Pour les raisons exposées au point 6, le, le préfet de police n’a pas porté au droit de M. B... au respect de sa vie privée et familiale une atteinte disproportionnée au regard des buts en vue desquels a été prise la décision attaquée. Dès lors, les moyens tirés de la méconnaissance des stipulations précitées de l’article 8 de la convention de sauvegarde des droits de l’homme et des libertés fondamentales et de l’erreur manifeste d’appréciation que le préfet de police aurait commise doivent être écartés.
Sur la décision portant obligation de quitter le territoire :
En premier lieu, compte tenu de ce qui a été précédemment, le moyen tiré de l’illégalité de l’obligation de quitter le territoire français, par exception d’illégalité de la décision portant refus de titre de séjour, doit être écarté.
En second lieu, pour les raisons exposées aux points 6 et 8, les moyens tirés de la méconnaissance des stipulations précitées de l’article 8 de la convention de sauvegarde des droits de l’homme et des libertés fondamentales et de l’erreur manifeste d’appréciation que le préfet de police aurait commise doivent être écartés.

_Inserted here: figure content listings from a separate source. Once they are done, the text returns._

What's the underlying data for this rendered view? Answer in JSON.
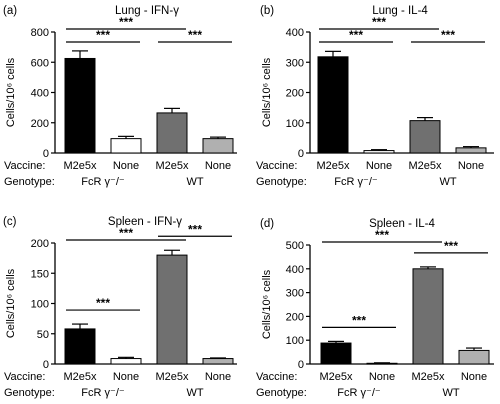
{
  "chart_data": [
    {
      "type": "bar",
      "panel_label": "(a)",
      "title": "Lung - IFN-γ",
      "ylabel": "Cells/10⁶ cells",
      "ylim": [
        0,
        800
      ],
      "yticks": [
        "0",
        "200",
        "400",
        "600",
        "800"
      ],
      "row_labels": [
        "Vaccine:",
        "Genotype:"
      ],
      "categories": [
        "M2e5x",
        "None",
        "M2e5x",
        "None"
      ],
      "groups": [
        "FcR γ⁻/⁻",
        "WT"
      ],
      "values": [
        625,
        95,
        265,
        95
      ],
      "errors": [
        50,
        15,
        30,
        10
      ],
      "colors": [
        "#000000",
        "#ffffff",
        "#707070",
        "#b0b0b0"
      ],
      "significance": [
        {
          "from": 0,
          "to": 2,
          "label": "***"
        },
        {
          "from": 0,
          "to": 1,
          "label": "***"
        },
        {
          "from": 2,
          "to": 3,
          "label": "***"
        }
      ]
    },
    {
      "type": "bar",
      "panel_label": "(b)",
      "title": "Lung - IL-4",
      "ylabel": "Cells/10⁶ cells",
      "ylim": [
        0,
        400
      ],
      "yticks": [
        "0",
        "100",
        "200",
        "300",
        "400"
      ],
      "row_labels": [
        "Vaccine:",
        "Genotype:"
      ],
      "categories": [
        "M2e5x",
        "None",
        "M2e5x",
        "None"
      ],
      "groups": [
        "FcR γ⁻/⁻",
        "WT"
      ],
      "values": [
        318,
        8,
        107,
        17
      ],
      "errors": [
        18,
        3,
        10,
        4
      ],
      "colors": [
        "#000000",
        "#ffffff",
        "#707070",
        "#b0b0b0"
      ],
      "significance": [
        {
          "from": 0,
          "to": 2,
          "label": "***"
        },
        {
          "from": 0,
          "to": 1,
          "label": "***"
        },
        {
          "from": 2,
          "to": 3,
          "label": "***"
        }
      ]
    },
    {
      "type": "bar",
      "panel_label": "(c)",
      "title": "Spleen - IFN-γ",
      "ylabel": "Cells/10⁶ cells",
      "ylim": [
        0,
        200
      ],
      "yticks": [
        "0",
        "50",
        "100",
        "150",
        "200"
      ],
      "row_labels": [
        "Vaccine:",
        "Genotype:"
      ],
      "categories": [
        "M2e5x",
        "None",
        "M2e5x",
        "None"
      ],
      "groups": [
        "FcR γ⁻/⁻",
        "WT"
      ],
      "values": [
        58,
        9,
        180,
        9
      ],
      "errors": [
        8,
        2,
        8,
        1
      ],
      "colors": [
        "#000000",
        "#ffffff",
        "#707070",
        "#b0b0b0"
      ],
      "significance": [
        {
          "from": 0,
          "to": 2,
          "label": "***"
        },
        {
          "from": 2,
          "to": 3,
          "label": "***"
        },
        {
          "from": 0,
          "to": 1,
          "label": "***"
        }
      ]
    },
    {
      "type": "bar",
      "panel_label": "(d)",
      "title": "Spleen - IL-4",
      "ylabel": "Cells/10⁶ cells",
      "ylim": [
        0,
        500
      ],
      "yticks": [
        "0",
        "100",
        "200",
        "300",
        "400",
        "500"
      ],
      "row_labels": [
        "Vaccine:",
        "Genotype:"
      ],
      "categories": [
        "M2e5x",
        "None",
        "M2e5x",
        "None"
      ],
      "groups": [
        "FcR γ⁻/⁻",
        "WT"
      ],
      "values": [
        88,
        3,
        400,
        57
      ],
      "errors": [
        7,
        2,
        8,
        10
      ],
      "colors": [
        "#000000",
        "#ffffff",
        "#707070",
        "#b0b0b0"
      ],
      "significance": [
        {
          "from": 0,
          "to": 2,
          "label": "***"
        },
        {
          "from": 0,
          "to": 1,
          "label": "***"
        },
        {
          "from": 2,
          "to": 3,
          "label": "***"
        }
      ]
    }
  ]
}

Il résulte de tout ce qui précède que les conclusions à fin d’annulation doivent être rejetées, ainsi que, par voie de conséquence, les conclusions aux fins d’injonction et d’astreinte et celles présentées sur le fondement de l’article L. 761-1 du code de justice administrative.
D E C I D E :
Article 1er : La requête de M. B... est rejetée.
Article 2 : Le présent jugement sera notifié M. A... B... et au préfet de police.
Délibéré après l'audience du 25 novembre 2025, à laquelle siégeaient :
- M. Gracia, président ;
- Mme Beugelmans-Lagane, première conseillère ;
- M. Rannou, conseiller.
Rendu public par mise à disposition au greffe le 12 décembre 2025.
La rapporteure,
N. BEUGELMANS-LAGANE
Le président,
J-Ch. GRACIA
Le greffier,
Y. FADEL
La République mande et ordonne au préfet de police en ce qui le concerne ou à tous commissaires de justice à ce requis en ce qui concerne les voies de droit commun, contre les parties privées, de pourvoir à l’exécution de la présente décision.